殺される前のルースの調査で、ヘンケという謎の兵士がシカゴにいるはずだと判断された。シカゴには、ヘンケの実家があるからだ。ギャラガーは捜索を続けるため。アイリーンとともに彼女の車でシカゴに移動することにした。
だが、軍情報部の妨害工作・攻撃に加えて、警察や憲兵隊のギャラガー包囲網がいたるところに敷かれているので、ギャラガーは別の車のナンバープテイトを失敬して、妻の車のプレートと取り替えた。
ところでその頃、ボイェットはシカゴ市内で旅行者に扮して市街地をあちらこちら歩き回っていた。
彼の暗殺任務の標的は、ソ連共産党書記長のゴルバチョフだった。シカゴを歩き回っているのは、軍情報部から受けた情報にもとづいて、ゴルバチョフの立ち寄り予定地を探って狙撃地点を決めるためだった。

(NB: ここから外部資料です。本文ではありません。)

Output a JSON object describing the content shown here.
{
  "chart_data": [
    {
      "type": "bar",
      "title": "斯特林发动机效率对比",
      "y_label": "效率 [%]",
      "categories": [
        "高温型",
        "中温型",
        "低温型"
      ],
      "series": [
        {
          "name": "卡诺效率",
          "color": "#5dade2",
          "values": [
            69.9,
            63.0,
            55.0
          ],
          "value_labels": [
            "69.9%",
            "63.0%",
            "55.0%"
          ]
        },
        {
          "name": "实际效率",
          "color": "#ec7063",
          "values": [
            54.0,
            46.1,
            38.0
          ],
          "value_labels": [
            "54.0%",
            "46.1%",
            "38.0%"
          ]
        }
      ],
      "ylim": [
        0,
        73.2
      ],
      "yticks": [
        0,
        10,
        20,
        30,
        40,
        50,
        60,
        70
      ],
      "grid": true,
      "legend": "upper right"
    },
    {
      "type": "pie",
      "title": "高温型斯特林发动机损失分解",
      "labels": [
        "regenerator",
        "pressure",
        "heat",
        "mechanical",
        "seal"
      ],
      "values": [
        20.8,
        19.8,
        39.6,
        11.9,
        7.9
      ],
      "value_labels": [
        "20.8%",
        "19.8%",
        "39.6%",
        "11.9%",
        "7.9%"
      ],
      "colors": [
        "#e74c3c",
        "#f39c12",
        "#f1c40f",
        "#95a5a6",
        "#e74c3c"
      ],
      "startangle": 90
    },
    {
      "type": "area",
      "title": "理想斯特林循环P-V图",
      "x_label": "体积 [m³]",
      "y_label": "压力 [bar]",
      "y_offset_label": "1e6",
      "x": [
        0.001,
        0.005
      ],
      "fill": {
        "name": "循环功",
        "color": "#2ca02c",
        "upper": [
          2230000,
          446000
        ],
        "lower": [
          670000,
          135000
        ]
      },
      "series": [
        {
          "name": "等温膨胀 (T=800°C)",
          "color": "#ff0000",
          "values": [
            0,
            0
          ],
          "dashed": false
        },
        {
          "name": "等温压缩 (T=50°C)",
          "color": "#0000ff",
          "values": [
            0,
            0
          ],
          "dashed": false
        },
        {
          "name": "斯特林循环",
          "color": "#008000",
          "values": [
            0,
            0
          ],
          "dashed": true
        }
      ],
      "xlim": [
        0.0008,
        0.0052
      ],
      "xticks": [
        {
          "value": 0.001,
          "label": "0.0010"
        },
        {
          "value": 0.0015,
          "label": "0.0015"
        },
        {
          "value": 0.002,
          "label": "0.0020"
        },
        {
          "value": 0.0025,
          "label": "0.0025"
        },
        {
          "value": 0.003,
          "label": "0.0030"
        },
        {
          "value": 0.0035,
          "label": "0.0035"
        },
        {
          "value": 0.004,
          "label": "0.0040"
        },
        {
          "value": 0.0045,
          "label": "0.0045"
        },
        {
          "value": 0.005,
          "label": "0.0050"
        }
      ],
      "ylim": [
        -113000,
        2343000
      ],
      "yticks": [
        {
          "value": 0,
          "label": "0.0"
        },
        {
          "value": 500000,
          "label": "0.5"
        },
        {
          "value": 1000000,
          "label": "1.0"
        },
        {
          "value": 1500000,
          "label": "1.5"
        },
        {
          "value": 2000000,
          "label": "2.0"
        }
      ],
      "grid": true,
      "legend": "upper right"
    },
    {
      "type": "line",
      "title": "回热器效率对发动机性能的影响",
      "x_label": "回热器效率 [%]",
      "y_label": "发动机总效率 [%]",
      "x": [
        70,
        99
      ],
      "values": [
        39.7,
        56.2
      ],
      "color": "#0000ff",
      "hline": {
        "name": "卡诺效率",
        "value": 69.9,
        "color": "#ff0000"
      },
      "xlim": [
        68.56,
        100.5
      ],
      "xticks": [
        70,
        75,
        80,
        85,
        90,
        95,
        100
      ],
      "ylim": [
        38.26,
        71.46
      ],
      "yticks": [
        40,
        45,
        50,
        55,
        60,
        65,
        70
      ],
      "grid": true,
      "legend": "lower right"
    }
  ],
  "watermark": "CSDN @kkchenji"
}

一方、ヘンケはこれまた軍情報部の命令によってシカゴに来ていた。
ボイェットの狙撃を支援する陽動作戦のためだった。陽動作戦で市内に騒乱や混乱を極右団体の反ソ活動を活発化させようというのだ。
ヘンケは、ソ連書記長の訪問に反対する活動を組織している極右団体に紛れ込んで、ビラ配りやデモンストレイションに参加していた。
ギャラガーは、ヴェトナム戦争のときの戦友で今はシカゴ警察の警部をしているミラン・デリッチを訪ねて、ヘンケの捜索を頼んだ。デリッチは気が進まないようだったが、ギャラガーの頼みを引き受けた。
とはいえ、シカゴ警察にも軍縮反対派のエイジェント(工作員)が入り込んでいた。エイジェントによってギャラガーやデリッチの動きは監視され、先回りされて妨害され、攻撃を受ける羽目になった。
さて、ギャラガーとアイリーンはほかに手がかりがないので、ヘンケの実家の母親を訪ねた。母親は、ギャラガーの質問に、ヘンケはシカゴにいるのだが家には顔を出さないと答えた。
だが、ギャラガーがヘンケの友人を装うと、母親は息子の仕事仲間だと勘違いして、息子あてに印刷物の荷物が来ていることを告げた。ギャラガーは、その荷物を仕事先に配達すると言って、印刷物の束を受け取った。